We acknowledge that culture is something that is transmitted between individuals, especially in their interaction with each other. This idea along with the knowledge of the existence of cultural boundaries often gives us a sense that culture is something that is preserved inside a silo – the silo can be as small as a team, to as large as a civilization, an ethnicity or a nation – and is transmitted outside during its interactions with other silos.
So what is culture? Is it a monument such as the Eiffel Tower? Is it the language of a civilization? Is culture the art and literature of a time period, or the taboos and code of manners? It is all of it, and yet none of it. All of these aspects are a result of culture – an expression and a measure of culture. They aren’t culture. This is because culture can be expressed at the smallest scale not in terms of society but in terms of the fundamental element of society – the individual. Culture is deeply personal to and is cultivated and embodied within a single individual. It is when this culture is similar across people, that they come together to create its symbolic expression such as the Statue of Liberty.
We do not normally notice culture. Yet it is all-permeating, much like water around a fish. It is precisely because of this reason that we do not notice it. The realization of cultural difference is acutely sensed when we travel to a different culture, crossing cultural boundaries, and realize that despite the excitement and adventure it promises, it does not feel home. It is this feeling of amusement combined with, as Arthur Goldhammer puts it in his article Poisoned Fruit: Crossing Cultural Boundaries, ‘an exhilarating disorientation of the senses.’
It is easy to understand that we don’t feel at home in a new culture because it is not our own. But is our own culture, where we relatively feel-at-home, really our own? Isn’t it formed as a result of crossing the micro boundaries of thousands of cultures between individuals? According to the German philosopher Martin Heidegger, being not at home is a fundamental aspect of our existence. He writes: “The truck driver is at home on the highway, but he does not have his shelter there; the working woman is at home in the spinning mill, but she does not have her dwelling place there; the chief engineer is at home in the power station, but he does not dwell there” For him, being at home means something like having practical knowledge of the situation and knowing how to act. Being at home, in this sense, is therefore different from being somewhere.
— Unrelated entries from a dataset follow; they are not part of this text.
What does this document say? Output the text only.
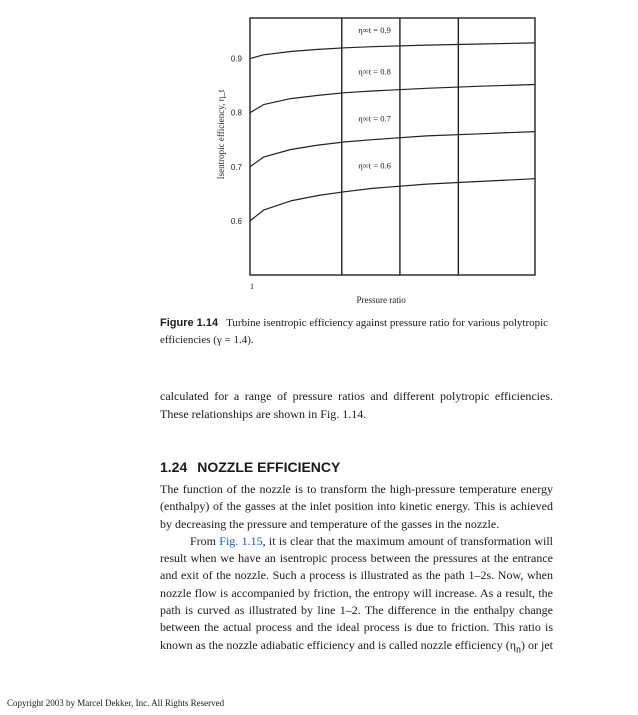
0.6
0.7
0.8
0.9
1
Pressure ratio
Isentropic efficiency, η_t
η∞t = 0.9
η∞t = 0.8
η∞t = 0.7
η∞t = 0.6
Figure 1.14 Turbine isentropic efficiency against pressure ratio for various polytropic efficiencies (γ = 1.4).
calculated for a range of pressure ratios and different polytropic efficiencies. These relationships are shown in Fig. 1.14.
1.24 NOZZLE EFFICIENCY

The function of the nozzle is to transform the high-pressure temperature energy (enthalpy) of the gasses at the inlet position into kinetic energy. This is achieved by decreasing the pressure and temperature of the gasses in the nozzle.

From Fig. 1.15, it is clear that the maximum amount of transformation will result when we have an isentropic process between the pressures at the entrance and exit of the nozzle. Such a process is illustrated as the path 1–2s. Now, when nozzle flow is accompanied by friction, the entropy will increase. As a result, the path is curved as illustrated by line 1–2. The difference in the enthalpy change between the actual process and the ideal process is due to friction. This ratio is known as the nozzle adiabatic efficiency and is called nozzle efficiency $(\eta_n)$ or jet

Copyright 2003 by Marcel Dekker, Inc. All Rights Reserved
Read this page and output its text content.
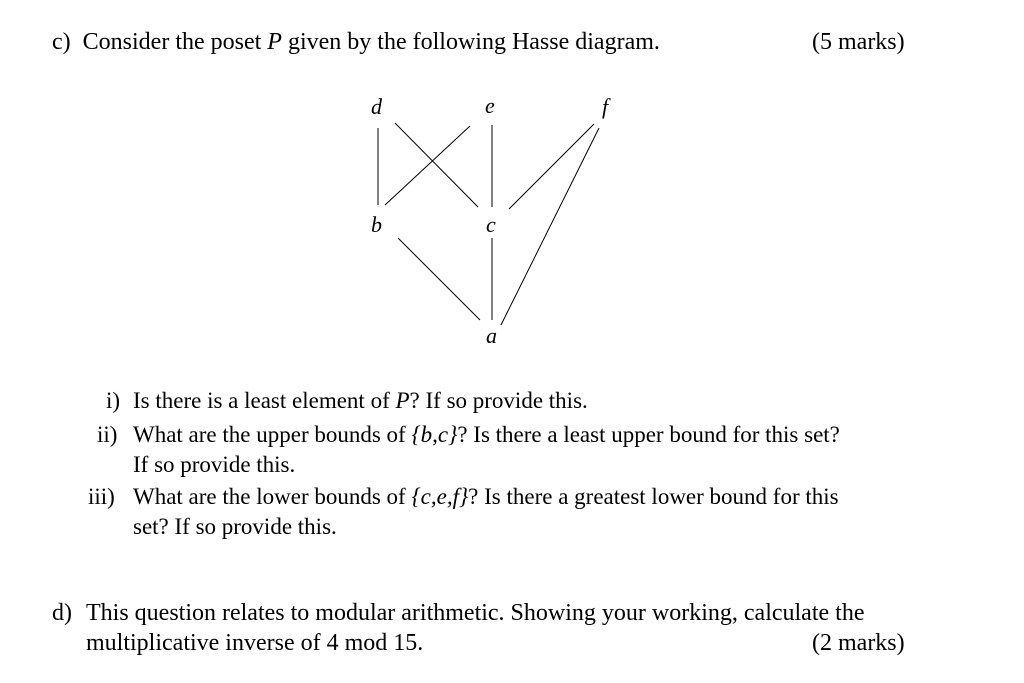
c) Consider the poset P given by the following Hasse diagram.	(5 marks)
d	e	f
b	c
a
i) Is there is a least element of P? If so provide this.
ii) What are the upper bounds of {b,c}? Is there a least upper bound for this set?
If so provide this.
iii) What are the lower bounds of {c,e,f}? Is there a greatest lower bound for this
set? If so provide this.
d) This question relates to modular arithmetic. Showing your working, calculate the
multiplicative inverse of 4 mod 15.	(2 marks)
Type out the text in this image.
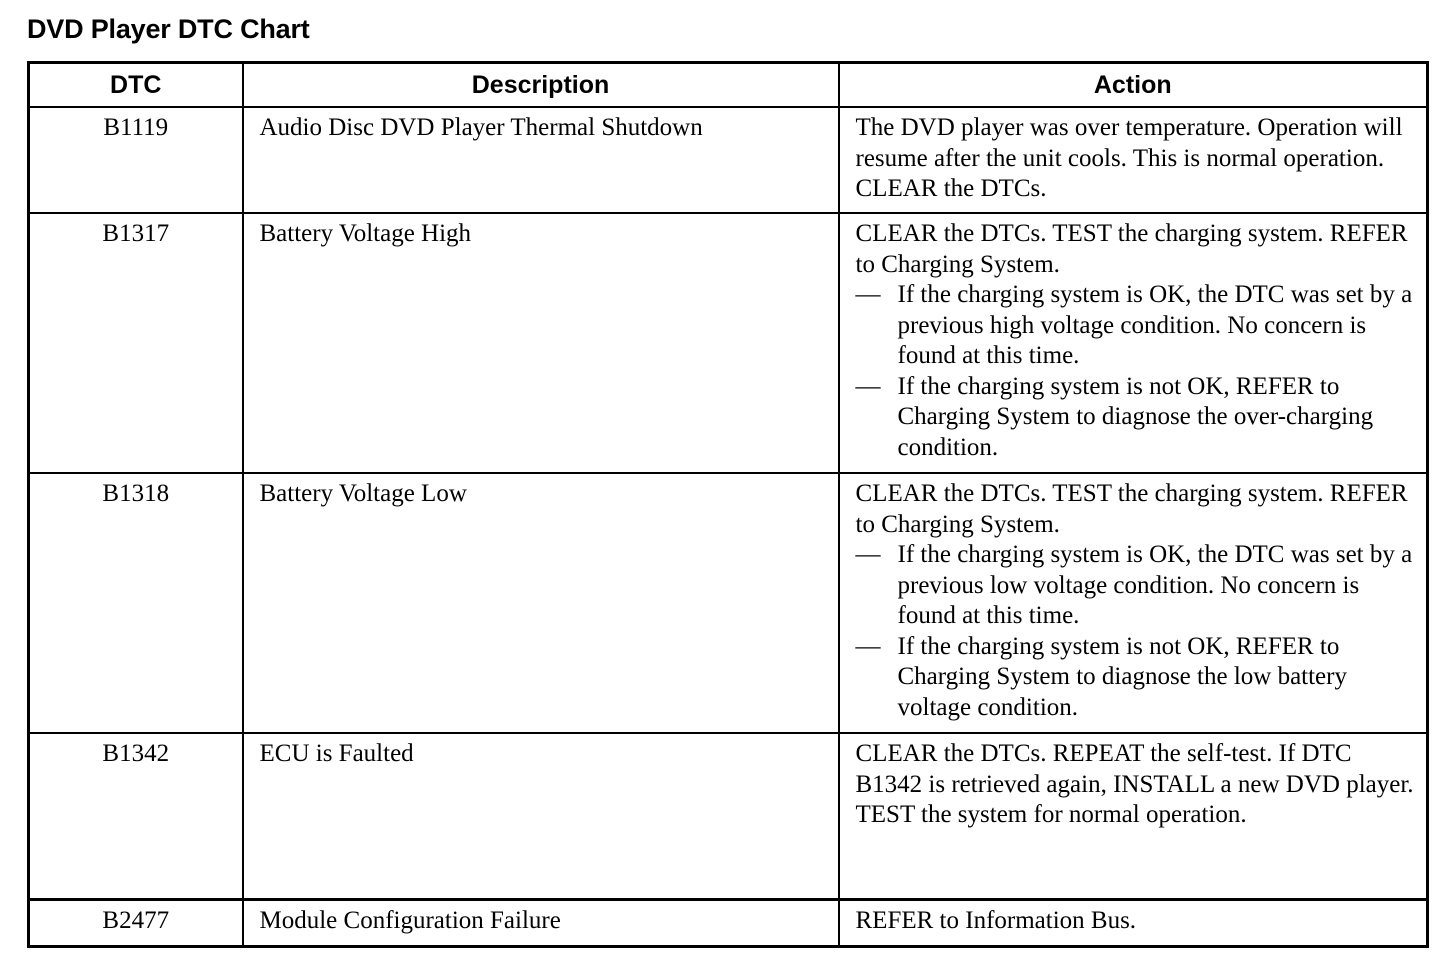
DVD Player DTC Chart
DTC	Description	Action
B1119	Audio Disc DVD Player Thermal Shutdown	The DVD player was over temperature. Operation will resume after the unit cools. This is normal operation. CLEAR the DTCs.

B1317	Battery Voltage High	CLEAR the DTCs. TEST the charging system. REFER to Charging System.
— If the charging system is OK, the DTC was set by a previous high voltage condition. No concern is found at this time.
— If the charging system is not OK, REFER to Charging System to diagnose the over-charging condition.

B1318	Battery Voltage Low	CLEAR the DTCs. TEST the charging system. REFER to Charging System.
— If the charging system is OK, the DTC was set by a previous low voltage condition. No concern is found at this time.
— If the charging system is not OK, REFER to Charging System to diagnose the low battery voltage condition.

B1342	ECU is Faulted	CLEAR the DTCs. REPEAT the self-test. If DTC B1342 is retrieved again, INSTALL a new DVD player. TEST the system for normal operation.

B2477	Module Configuration Failure	REFER to Information Bus.
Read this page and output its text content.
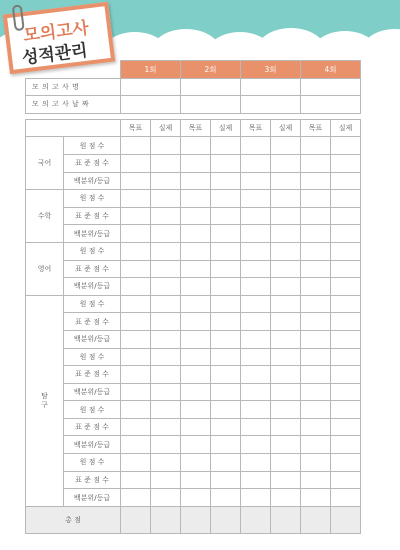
모의고사
성적관리
		1회		2회		3회		4회	
모 의 고 사 명									
모 의 고 사 날 짜									

		목표	실제	목표	실제	목표	실제	목표	실제
국어	원 점 수								
	표 준 점 수								
	백분위/등급								
수학	원 점 수								
	표 준 점 수								
	백분위/등급								
영어	원 점 수								
	표 준 점 수								
	백분위/등급								
탐구	원 점 수								
	표 준 점 수								
	백분위/등급								
	원 점 수								
	표 준 점 수								
	백분위/등급								
	원 점 수								
	표 준 점 수								
	백분위/등급								
	원 점 수								
	표 준 점 수								
	백분위/등급								
총 점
Maybe we are homeless in both the sense of a place of dwelling, but more importantly in the context of culture too. This is because culture is something that is cultivated. It is cultivated within every individual – our home is in a process of never-ending creation by ourselves. We are homeless, yet we have a home of our own that is perpetually under construction. This realization is one of returning to a new sense of home – one of homelessness. It is paradoxical, yet true, much like when the ancient Greek philosopher Heraclitus said, “Life is Flux”, what we now commonly interpret as ‘change is the only constant.’
The very act of seeking a home for oneself in a perpetual state of homelessness is also an assertion of the human will, the capacity for us to integrate our learnings and live meaningfully in the face of the absurd.